Psychische Erkrankungen am Arbeitsplatz auf dem Vormarsch

Psychische Erkrankungen nehmen zu. Das beobachten Ärzte laut einer aktuellen SDK-Umfrage zunehmend und diagnostizieren immer häufiger „Burn-Out-Syndrom“.

Wenn psychische Erkrankungen mit dem Arbeitsplatz zusammenhängen, besteht nicht nur die Gefahr, dass der Mitarbeiter ausbrennt, sondern auch, dass Unternehmen wertvolle Mitarbeiter verlieren. Die von der SDK-Stiftung herausgegebene Publikation BLICKPUNKTE beleuchtet in ihrer jetzt erschienenen zweiten Ausgabe unter dem Titel „Vom Ausbrennen bedroht?“ das aktuelle Thema und zeigt Lösungswege für Unternehmen auf.

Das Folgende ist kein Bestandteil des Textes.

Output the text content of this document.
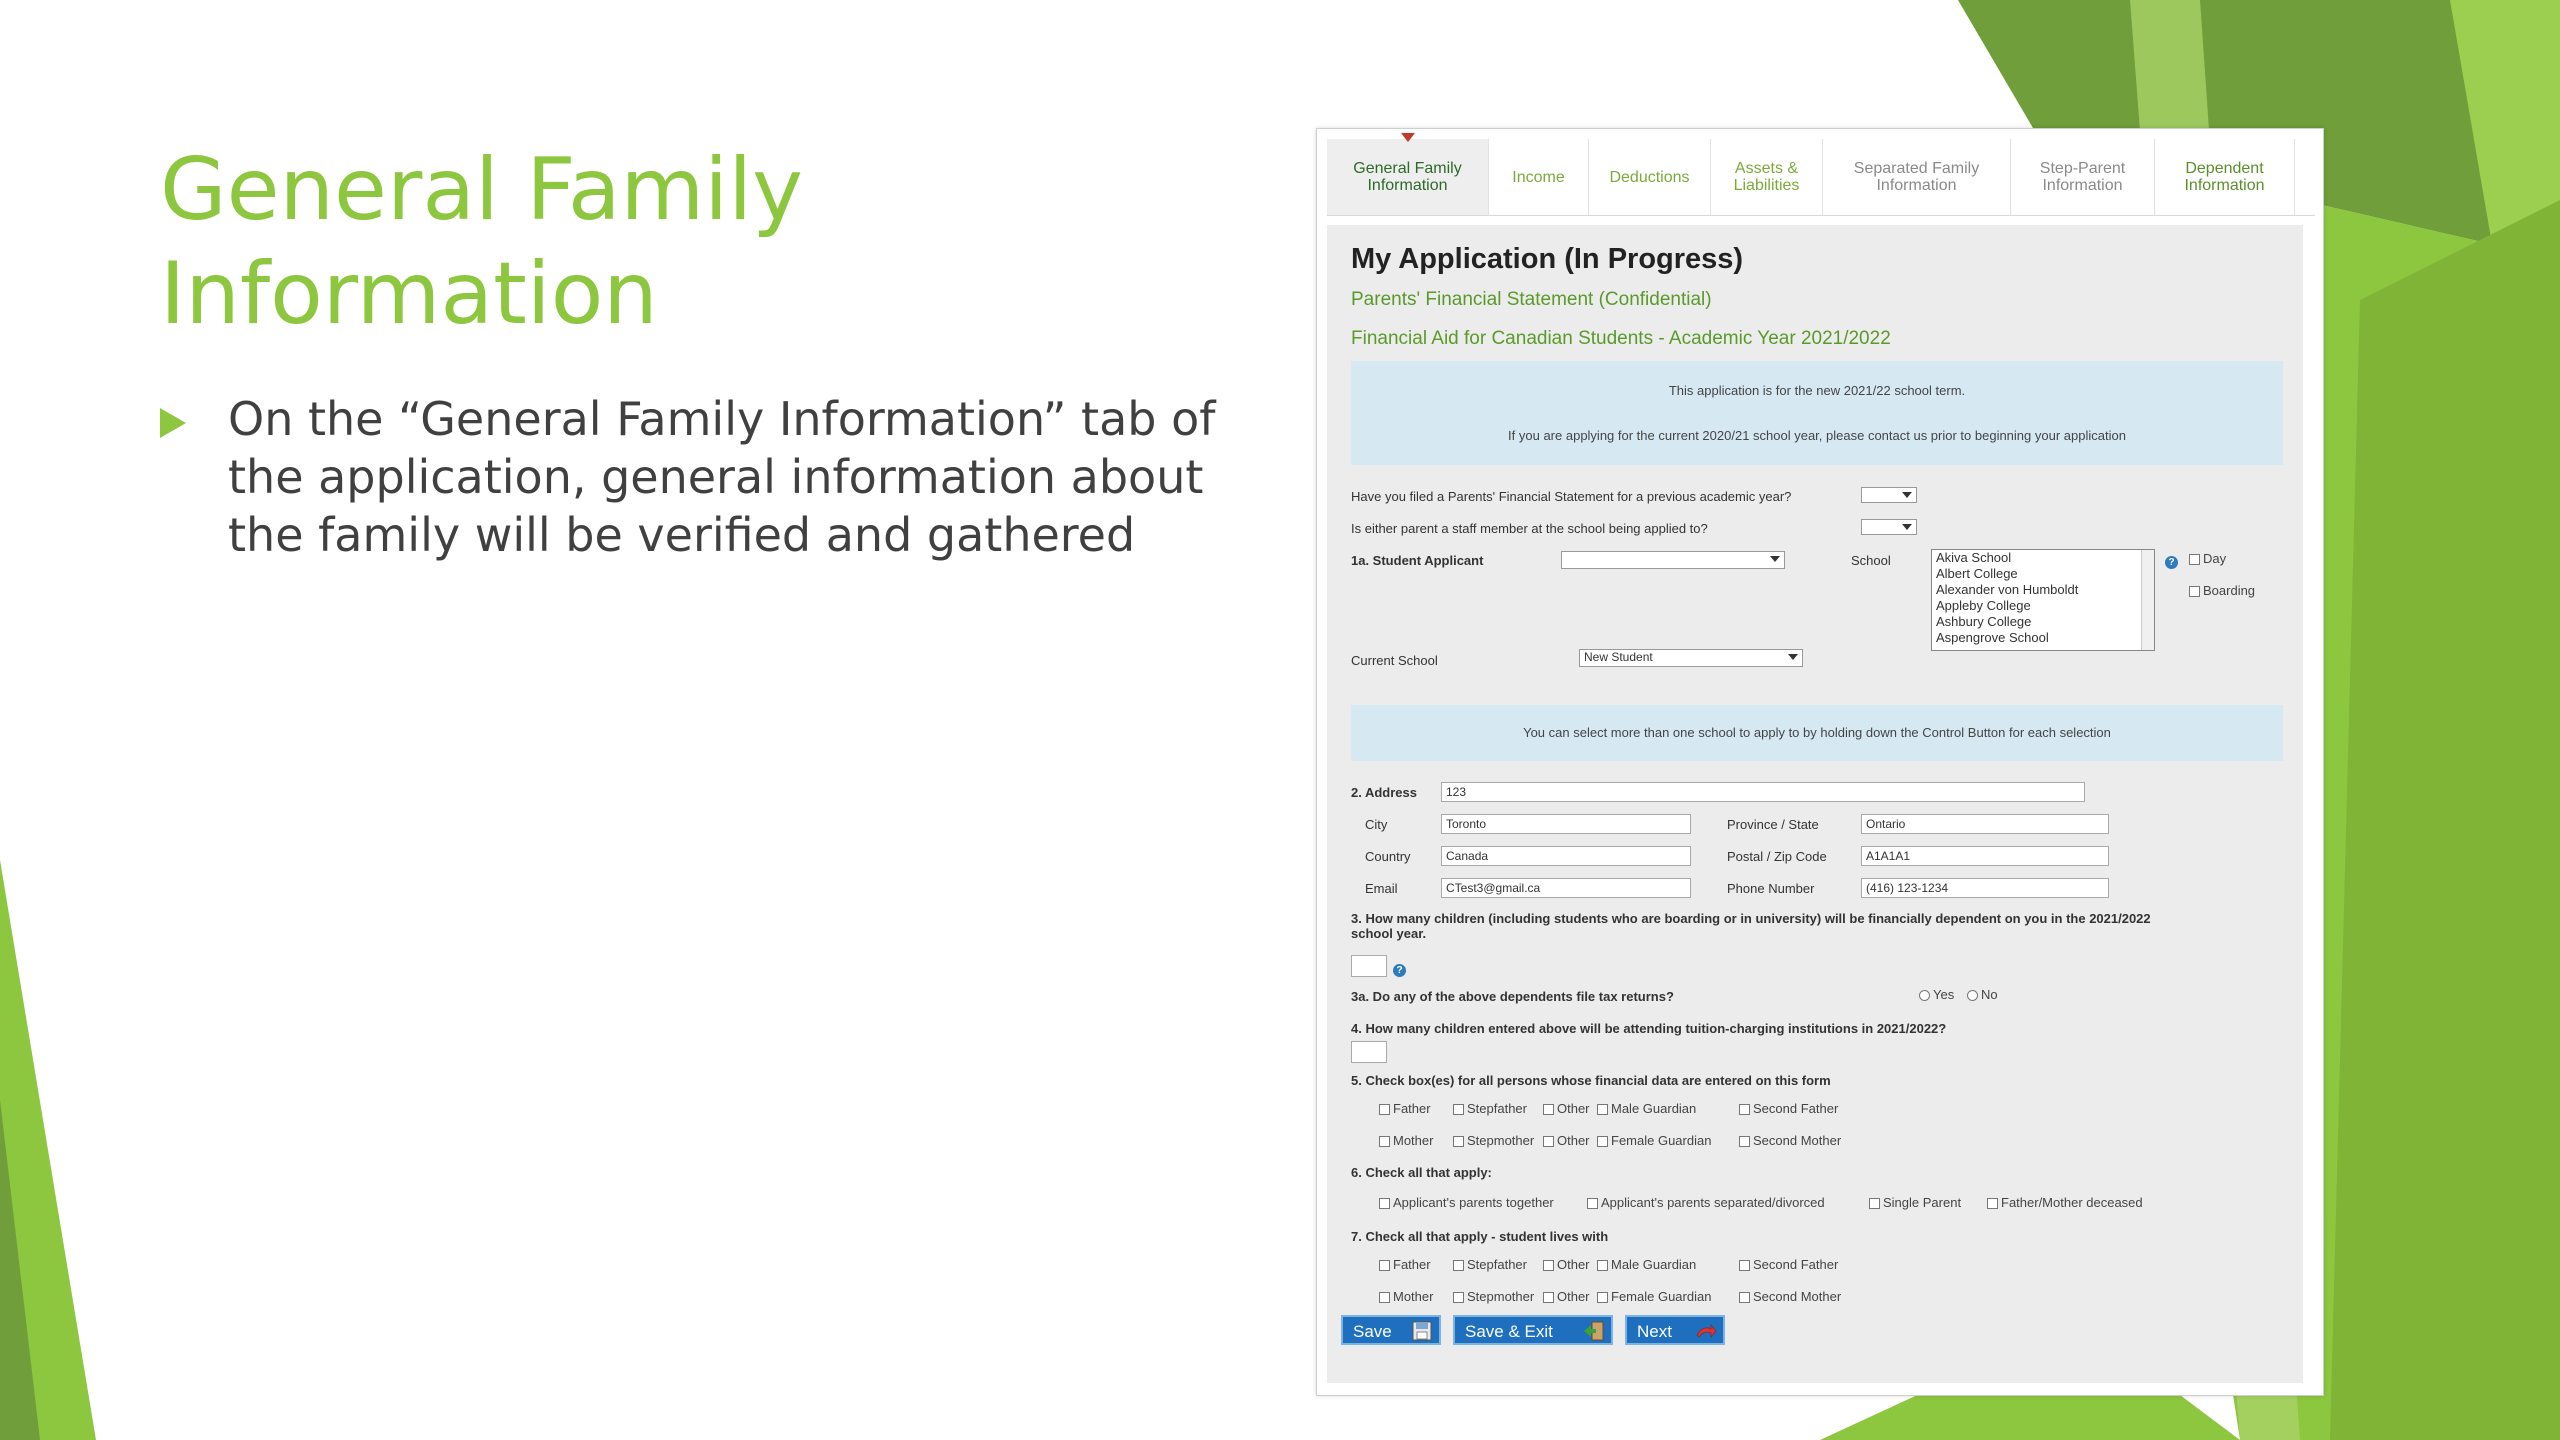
General Family
Information
On the “General Family Information” tab of the application, general information about the family will be verified and gathered
General Family
Information	Income	Deductions	Assets &
Liabilities
Separated Family
Information
Step-Parent
Information
Dependent
Information
My Application (In Progress)
Parents' Financial Statement (Confidential)
Financial Aid for Canadian Students - Academic Year 2021/2022
This application is for the new 2021/22 school term.
If you are applying for the current 2020/21 school year, please contact us prior to beginning your application
Have you filed a Parents' Financial Statement for a previous academic year?
Is either parent a staff member at the school being applied to?
1a. Student Applicant	School	Akiva School
Albert College
Alexander von Humboldt
Appleby College
Ashbury College
Aspengrove School
?	Day
Boarding
Current School	New Student
You can select more than one school to apply to by holding down the Control Button for each selection
2. Address	123
City	Toronto	Province / State	Ontario
Country	Canada	Postal / Zip Code	A1A1A1
Email	CTest3@gmail.ca	Phone Number	(416) 123-1234
3. How many children (including students who are boarding or in university) will be financially dependent on you in the 2021/2022
school year.
?
3a. Do any of the above dependents file tax returns?	Yes	No
4. How many children entered above will be attending tuition-charging institutions in 2021/2022?
5. Check box(es) for all persons whose financial data are entered on this form
Father	Stepfather	Other	Male Guardian	Second Father
Mother	Stepmother	Other	Female Guardian	Second Mother
6. Check all that apply:
Applicant's parents together	Applicant's parents separated/divorced	Single Parent	Father/Mother deceased
7. Check all that apply - student lives with
Father	Stepfather	Other	Male Guardian	Second Father
Mother	Stepmother	Other	Female Guardian	Second Mother
Save	Save & Exit	Next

Psychische Erkrankungen, die durch zu hohe Arbeitsbelastung, falsche Arbeitsweisen oder Arbeitsumfeld entstehen, sind keine temporäre Modeerscheinung. Vielmehr bestätigen 94 Prozent der von der SDK-Stiftung befragten niedergelassenen Ärzte, dass die Häufigkeit solcher Diagnosen in den letzten fünf Jahren deutlich zugenommen hat. „Wir haben es bei psychischen Erkrankungen mit einer ernstzunehmenden Entwicklung zu tun“, bekräftigt Klaus Henkel, Kuratoriumsvorsitzender der SDK-Stiftung. „Wir kennen zwar alle die prominenten Burn-Out-Fälle von Skispringer Sven Hannawald oder Fußball-Trainer Ralf Rangnick, die tatsächlichen Ausmaße der psychisch erkrankten Arbeitnehmer in Deutschland ist jedoch erschreckend und hier müssen Konzepte auf den Tisch, wie man den Betroffenen Hilfestellung anbieten kann“.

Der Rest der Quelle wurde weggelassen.